Six garden herbs that heal

  • How to grow your own drugs
  • The herb that heals coughs and colds
  • The garden activity that reduces back pain (new research revealed!)

It’s unrelenting, isn’t it?

No sooner than one global crisis strikes…

… another quickly comes along.

This time, war in Europe.

Amidst the desperately worrying news last weekend, I found myself standing in the garden, away from all the electronic devices.

Ok, so I’ll admit that it was a bit chilly in the shade.

But when the sun broke though and hit my face, it was absolutely wonderful.

Sometimes, it’s the simple things in life that make you happy.

And I think it’s important to force yourself away – from time to time – from all the rolling news, social media and phone alerts from friends and family.

As the cliché goes, we all need to “stop and smell the flowers” every now and then.

Saying that, there is not much in the way of flowers in my garden right now.

But as my world-weary worries began to ebb away in the wintry sunshine, I started looking at barren patches of soil, wondering what to plant.

Because now that we’re into March, it’s the time of year in which I start thinking about ordering seeds and growing food.

Not only food to eat, but as medicine – and of the best kind too, natural and direct from Mother Earth’s larder.

I realise that I’m lucky to have a garden and not all readers will have the privilege.


Even if you can manage a few window boxes or a raised bed in a yard, there are some lovely herbs that you can grow in a small space.

Six garden herbs that heal

For example, you can immediately start growing pots of basil, coriander and chives indoors, under glass or on a windowsill, if you like! When the risk of frost goes away, you can begin moving them outdoors.

Parsley is not only an essential herb if you love fish, but it has lots of vitamin K which is important for bone health, along with plenty of antioxidants to help protect you from disease.

One that I recommend you consider is feverfew, a herb that can be used for indigestion, headaches and (of course) fevers!

You can sow the seed in trays, cover them and water them until they are large enough to pot. Then plant them in the garden later in the spring.

If you can get hold of it, I also recommend something known as ‘Holy Basil’.

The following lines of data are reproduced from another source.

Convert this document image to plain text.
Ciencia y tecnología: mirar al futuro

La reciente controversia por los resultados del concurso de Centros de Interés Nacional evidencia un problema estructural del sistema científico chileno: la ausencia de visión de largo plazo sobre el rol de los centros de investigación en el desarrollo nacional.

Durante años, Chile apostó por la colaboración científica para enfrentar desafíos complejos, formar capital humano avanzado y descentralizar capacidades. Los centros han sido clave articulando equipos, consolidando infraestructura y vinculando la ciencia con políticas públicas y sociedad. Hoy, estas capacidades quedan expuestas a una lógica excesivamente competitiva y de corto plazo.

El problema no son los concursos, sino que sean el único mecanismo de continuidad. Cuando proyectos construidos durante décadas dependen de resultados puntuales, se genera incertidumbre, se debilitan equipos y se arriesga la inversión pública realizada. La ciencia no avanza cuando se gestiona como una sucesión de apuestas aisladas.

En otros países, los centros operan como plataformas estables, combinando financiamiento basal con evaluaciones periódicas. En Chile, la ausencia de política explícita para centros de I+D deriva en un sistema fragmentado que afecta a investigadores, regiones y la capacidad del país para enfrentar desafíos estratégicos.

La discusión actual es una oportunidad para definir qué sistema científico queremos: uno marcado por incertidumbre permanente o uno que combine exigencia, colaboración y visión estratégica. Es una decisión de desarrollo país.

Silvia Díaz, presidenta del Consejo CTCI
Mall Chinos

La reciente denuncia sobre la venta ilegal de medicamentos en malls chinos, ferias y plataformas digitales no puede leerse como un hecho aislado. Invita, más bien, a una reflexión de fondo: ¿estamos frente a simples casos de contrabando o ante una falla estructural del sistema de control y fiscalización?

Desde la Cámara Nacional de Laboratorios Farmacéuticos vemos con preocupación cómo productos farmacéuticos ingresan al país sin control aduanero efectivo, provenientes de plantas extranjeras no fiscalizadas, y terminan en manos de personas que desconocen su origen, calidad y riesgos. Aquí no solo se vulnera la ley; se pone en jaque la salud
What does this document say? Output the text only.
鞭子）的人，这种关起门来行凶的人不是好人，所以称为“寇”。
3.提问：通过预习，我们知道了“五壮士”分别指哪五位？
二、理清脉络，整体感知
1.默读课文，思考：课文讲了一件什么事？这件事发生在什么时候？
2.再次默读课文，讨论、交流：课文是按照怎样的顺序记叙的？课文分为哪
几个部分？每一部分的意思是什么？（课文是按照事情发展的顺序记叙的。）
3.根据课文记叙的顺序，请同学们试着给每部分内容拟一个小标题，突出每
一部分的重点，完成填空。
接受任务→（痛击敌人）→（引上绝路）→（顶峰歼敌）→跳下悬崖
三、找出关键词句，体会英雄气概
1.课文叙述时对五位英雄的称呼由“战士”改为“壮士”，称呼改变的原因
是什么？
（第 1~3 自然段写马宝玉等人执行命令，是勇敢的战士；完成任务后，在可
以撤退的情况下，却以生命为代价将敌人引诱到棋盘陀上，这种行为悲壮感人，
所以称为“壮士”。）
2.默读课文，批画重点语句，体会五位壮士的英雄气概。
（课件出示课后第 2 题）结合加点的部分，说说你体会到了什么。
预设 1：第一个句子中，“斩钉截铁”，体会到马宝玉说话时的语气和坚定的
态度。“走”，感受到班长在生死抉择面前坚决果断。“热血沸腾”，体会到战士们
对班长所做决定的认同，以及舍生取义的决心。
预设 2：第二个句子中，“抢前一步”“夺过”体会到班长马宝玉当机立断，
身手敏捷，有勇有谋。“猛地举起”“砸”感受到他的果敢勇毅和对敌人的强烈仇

This antibacterial herb is good for coughs and colds but could also alleviate joint pain, eczema and anxiety.

Chamomile is another good one, particularly for stress and sleep problems.

Later in the spring, lavender is another sleep aid that you can plant in your garden – or in pots if you prefer.

There’s one I’m going to try this year for the first time – known as Calendula, it’s really good for the skin if you turn it into a topical lotion. Even better, if you add it to a vegetable patch it can help repel pests like aphids without you resorting to horrible pesticides.

If you want more ideas, inspiration and practical information on this topic, there are two books I like to get down from my shelves at this time of year:

  • James Wong’s Grow Your Own Drugs (Collins, 2009)
  • Linda Gray’s Grow Your Own Pharmacy (Findhorn Press, 2007).

Both will give you a broad range of options – showing you what to grow, how to grow it and when, along with the health benefits.

There’s also another reason to consider a bit of gardening this month….

How gardening protects against back pain

An article in the news caught my eye earlier last month: “Over 50s urged to dig for victory against back pain.”

It told of a new study at Portsmouth University, which showed the huge benefits of digging for the over 50s.

This might come as a surprise because we often think of heavy duty gardening as more of a punishment for the joints and muscles than a cure for pain.

But if built into your regular weekly routine (at least once a week) digging in the garden could help ward off back pain in the long term.

The reason is that digging counts as high intensity exercise, along with running, tennis and swimming.

So if you’re not into sports or you don’t want the hassle of joining clubs or driving to leisure centres and pools, this could be an easy alternative.

The study showed that over a period of ten years, those who did a lot of high intensity physical exercise suffered less from musculoskeletal pain.

Interestingly, other domestic chores – for example, laundry, vacuuming and DIY – didn’t have the same effect. These count as ‘moderate’ exercise, along with walking, stretching and dancing.

While these activities still do you lots of good, say the experts at Portsmouth, they don’t have the same measurable effect on back pain as the more vigorous stuff.

The only issue I have with digging as a form of exercise is that there’s only so much you can do in your own little garden.

That is, unless you start digging your neighbours’ gardens!

In fact, perhaps there’s a neat little ‘side hustle’ idea here for middle aged folk.

Charge money for heavy garden work so that you make a useful side income… while also reducing your muscle and joint pain.

You won’t get rich quick, but you might “get strong slowly”!